Para ello, qué mejor que intentar darle algo de épica, si no puede ser por la esencia de la historia, pues con una partitura a lo ‘Inception’ compuesta por uno de los pupilos de Hans Zimmer, Steve Jablonsky. El mejor ejemplo de esto se traduce al final de la cinta, a lo largo de casi una hora, con la recreación lúdica de una ciudad como Chicago demolida con cierta fruición, donde, más allá de daños colaterales, se impone la espectacularización de la catástrofe, como si Bay tuviera una pugna privada y desconocida con Roland Emmerich para bien quién devasta y arruina una urbe mejor.
Sin embargo, no hay que darle mucha importancia. Tampoco se puede tomar muy en serio cualquier derivación argumental más allá del tópico de género hipertrofiado de Un Bay cegado por la ambición visual, carente de inventiva, donde no existen las leyes de la coherencia o la verosimilitud. Pero ni falta que hace. El sentido de la narración y la puesta en escena para Bay es así. Un páramo de albedrío donde hacer lo que quiera, sin cortapisas de ningún tipo, donde importa tanto que ondee la bandera de Estados Unidos como las escandalosas batallas automovilísticas, militares y entre robots, así como que la explosiva chica luzca sin perder su destilación sexual amplificada.
La descompensación y desequilibrio puestos al servicio de un metraje que se alarga hasta las dos horas y media suponen un escenario perfecto para la algaraza mastodóntica de ese humor a golpe de ‘gag’ absurdo, de tiempos muertos para dejar espacios en blanco, para que la chica florero que luzca sus encantos o que la acción sin lustre ni elocuencia evidencie un torpe discurso sobre el antagonismo de los Transformers, que son catalogados en dos colores básicos para que el público no se pierda; los de Optimus Prime y Autobots en gamas variadas de azul y los del malvado Megatron y sus Decepticons de sospechoso rojo infierno. Una dicotomía infantil muy adecuada para diferenciar a esos Decepticons que sueñan con la tiranía y los Autobots, que luchan por la libertad.
Por lo demás, lo de siempre. Shia LaBeouf ya no resulta tan entrañable como en las dos anteriores entregas y aquí parece cansado de tanto ajetreo, exhibiendo un rostro alucinado de gesto gástrico. Tampoco aportan mucho los habituales de la franquicia Josh Duhamel, Tyrese Gibson y John Turturro. Y lo que es peor, ni siquiera los fichajes de calidad (Frances McDormand, Patrick Dempsey o John Malkovich) pueden hacer nada por evitar que todo resulte como una atracción de feria. Y sí, dirán lo que quieran de Rosie Huntington-Whiteley, pero para búcaros de ornamento se echa de menos a Megan Fox como objetivo del realizador de ‘fetichizar’ a una mujer despampanante.

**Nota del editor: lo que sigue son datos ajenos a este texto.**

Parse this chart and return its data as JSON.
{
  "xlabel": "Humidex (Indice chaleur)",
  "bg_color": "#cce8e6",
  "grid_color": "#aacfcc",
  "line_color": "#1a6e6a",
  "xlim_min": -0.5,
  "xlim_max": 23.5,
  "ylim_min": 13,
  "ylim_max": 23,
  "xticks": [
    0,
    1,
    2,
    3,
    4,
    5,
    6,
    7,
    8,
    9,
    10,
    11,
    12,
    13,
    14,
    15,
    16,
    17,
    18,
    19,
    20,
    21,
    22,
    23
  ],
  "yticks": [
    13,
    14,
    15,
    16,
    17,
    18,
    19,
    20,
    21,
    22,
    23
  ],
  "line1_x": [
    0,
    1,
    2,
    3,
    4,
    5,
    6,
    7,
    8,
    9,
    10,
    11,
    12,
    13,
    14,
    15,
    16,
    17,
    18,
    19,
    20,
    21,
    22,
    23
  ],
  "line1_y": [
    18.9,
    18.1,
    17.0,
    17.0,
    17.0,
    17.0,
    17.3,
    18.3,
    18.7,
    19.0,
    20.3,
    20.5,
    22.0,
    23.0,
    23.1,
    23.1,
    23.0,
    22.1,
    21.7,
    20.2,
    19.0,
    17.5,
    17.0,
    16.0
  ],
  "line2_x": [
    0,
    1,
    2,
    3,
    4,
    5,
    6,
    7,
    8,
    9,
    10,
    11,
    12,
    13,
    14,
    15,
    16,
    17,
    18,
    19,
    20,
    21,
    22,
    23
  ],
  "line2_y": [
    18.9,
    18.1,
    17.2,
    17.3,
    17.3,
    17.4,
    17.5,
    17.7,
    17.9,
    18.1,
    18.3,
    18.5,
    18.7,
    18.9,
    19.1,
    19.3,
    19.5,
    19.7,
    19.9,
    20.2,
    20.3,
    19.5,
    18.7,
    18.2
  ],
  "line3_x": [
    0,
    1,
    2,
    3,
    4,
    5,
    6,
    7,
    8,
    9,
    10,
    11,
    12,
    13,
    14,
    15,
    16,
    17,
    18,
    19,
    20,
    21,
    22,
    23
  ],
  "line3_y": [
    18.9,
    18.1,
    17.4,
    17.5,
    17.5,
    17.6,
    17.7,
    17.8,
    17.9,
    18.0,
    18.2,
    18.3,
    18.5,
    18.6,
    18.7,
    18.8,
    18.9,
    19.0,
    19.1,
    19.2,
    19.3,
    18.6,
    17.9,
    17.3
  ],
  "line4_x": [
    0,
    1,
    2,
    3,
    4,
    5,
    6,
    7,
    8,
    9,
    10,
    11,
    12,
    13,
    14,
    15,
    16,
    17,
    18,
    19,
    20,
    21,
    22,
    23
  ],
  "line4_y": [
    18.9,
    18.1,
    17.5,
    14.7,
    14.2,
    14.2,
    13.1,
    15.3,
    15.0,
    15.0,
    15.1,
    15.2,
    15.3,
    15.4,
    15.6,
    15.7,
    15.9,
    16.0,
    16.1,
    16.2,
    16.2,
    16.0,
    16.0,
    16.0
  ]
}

‘Transformers: el lado oculto de la luna’ podría definirse, como señala A. O. Scott en ‘New York Times’ como una fanfarria de “homoerotismo metalizado” de los transformers. La divinización de un cine post-humano donde no cabe la sutileza, llevado más allá de los cánones del séptimo arte hasta mecanizar su alma y su propósito, hasta transformar su cine en una máquina metamorfoseada por gran tonelaje de efectos especiales y manifestar, con aires de grandeza, lo que el trabajo de los efectos generados por CGI es capaz de lograr.